Ok, now you can see what it’s doing. We’re walking along the graph until we get to a peak. I note that with a lower k, the landscape is more rugged, so there are more peaks (which means more clusters downstream). This is worth considering.

Now we have to do this peak detection for every cell. The cluster ID is going to be the peak.

clusters <- lapply(V(g), function(i) {
    FindPeak(g = g, start_node = i, verbose = FALSE)
}) %>% unlist()

Great. Let’s see what we have.

table(clusters) %>% sort(decreasing = TRUE)
## clusters
## 7233 1921 5625 6192 7527 9099 6172 6089 8270 7710 5023 
## 1718 1549 1434 1041 1016  880  763  676  522  294  107

Alright, now let’s view this on the UMAP to see if it makes sense.

library(ggplot2)

ggplot(dat_umap, aes(x = umap1, y = umap2, color = as.factor(clusters))) +
  geom_point() +
  theme_minimal()

So we can hammer the point home, let’s color the map by the peaks themselves. First we make a is_peak boolean.

peaks <- unique(clusters)
is_peak <- lapply(seq(nrow(dat)), function(i) {
    return(i %in% peaks)
}) %>% unlist()

And now we color the map and superimpose the peaks on top.

# then plot as before
ggplot(dat_umap, aes(x = umap1, y = umap2, color = as.factor(clusters))) +
  geom_point() +
  geom_point(data = dat_umap[is_peak,], color = "black") +
  theme_minimal()

Ok, so we have clusters that make sense. Now, X-shift has many automated optimizations embedded within it to properly optimize k, for example. But hopefully what I’ve done here gives you an idea of what X-shift is actually doing.

What full-fleged X-shift has

What is the difference between this simplified implementation of X-shift and the full-fledged software? A lot. I’ll list a few things here, some of which are from direct correspondence with Samusik after showing him the above.

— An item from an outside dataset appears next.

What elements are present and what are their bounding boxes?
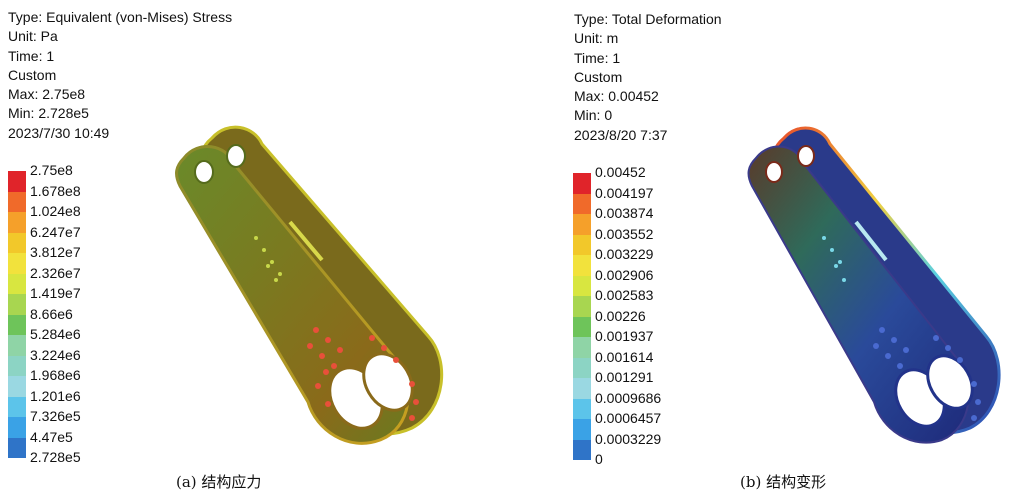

For starters, X-shift is written in Java, not R, which gave Samusik much more control over the machine. A lot of X-shift was an engineering problem, given that although the overall concept is easy to understand, it it very computationally expensive to actually run, especially on multi-million cell datasets. There, a lot of clever low-level programming went into turning the concept into reality.

In the implementation above, I use a given k for density estimation, and k = 1 for hill climbing. The X-shift implementation does hill climbing across a separate computed k, with an embedded statistical test. There is also a cluster merging step in the end, based on a modified version of the mahalanobis distance. I plan to implement these in later drafts if I have time, which may make my clusters look a bit less messy.

The software that runs X-shift, called VorteX, also contains visualization tools that Samusik developed. Among them is a force directed cell embedding that, while computationally intensive, produces output that is more comparable to UMAP than t-SNE (the primary dimension reduction method at the time of publication) in that trajectories can be inferred.

Overall, I hope my simplified version of X-shift, and the remaining explanation of the rest of it, gave you an idea of how X-shift works. If you don’t use the tool, I think it is important to understand the concept behind it, as this was the best method for rare cell subset detection for high-dimensional flow and mass cytometry data. This suggests that there are unexplored uses in newer high-dimensional data types, like spatial transcriptomics, high-dimensional imaging (eg. MIBI, CODEX), and single-cell sequencing.